A good mantra is,‘more vaccine does not mean better immunity.’ Make sure that your home is a healthy environment for your pup; it needs to be clean and dry. Avoid traveling with pups. If you must, ensure your pup receives his vaccinations at least 7-10 days prior to the trip. You don’t want your pup dealing with new antigens and vaccines at the same time. Always get a Titer test before revaccination; a positive result means an active immune system. And always insist on a vaccination card.

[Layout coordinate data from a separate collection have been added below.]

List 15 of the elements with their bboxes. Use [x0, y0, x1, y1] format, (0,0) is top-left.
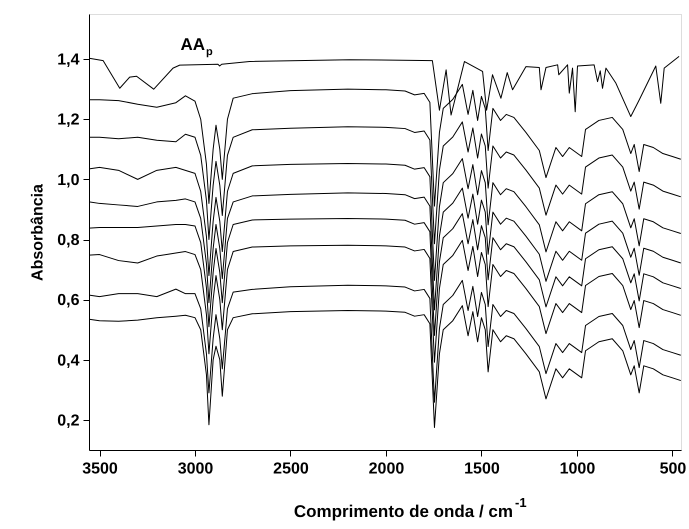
x-tick-label: 2000 [368, 460, 404, 478]
y-tick-label: 0,6 [57, 292, 80, 310]
x-tick-label: 3500 [82, 460, 118, 478]
x-tick-label: 1500 [464, 460, 500, 478]
x-tick-label: 1000 [560, 460, 596, 478]
y-tick-label: 0,8 [57, 232, 80, 250]
x-tick-label: 500 [660, 460, 686, 478]
y-axis-title: Absorbância [29, 184, 46, 281]
x-tick-label: 2500 [273, 460, 309, 478]
y-tick-label: 1,2 [57, 112, 80, 129]
y-tick-label: 1,0 [57, 172, 80, 189]
x-tick-label: 3000 [178, 460, 214, 478]
y-tick-label: 0,4 [57, 352, 80, 370]
y-tick-label: 1,4 [57, 52, 80, 69]
y-tick-label: 0,2 [57, 412, 80, 430]
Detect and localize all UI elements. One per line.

I know, a slight dip in energy or a redness on the vaccination site is normal. However, if your pet is suffering from hives, facial swelling, seizures, pale gums, weakness, prolonged or excessive vomiting or diarrhoea, or high fever take him to the vet immediately. No puppy should be fainting, slow or having difficulty breathing.

I move in mysterious ways. Sometimes, a puppy might contract a disease anyway and it could be the devil’s fault. It could also be because of his mother’s antibodies or a genetic weakness. But no inoculation is never the answer. All you can do after vaccination is hope and pray that our puppy’s okay.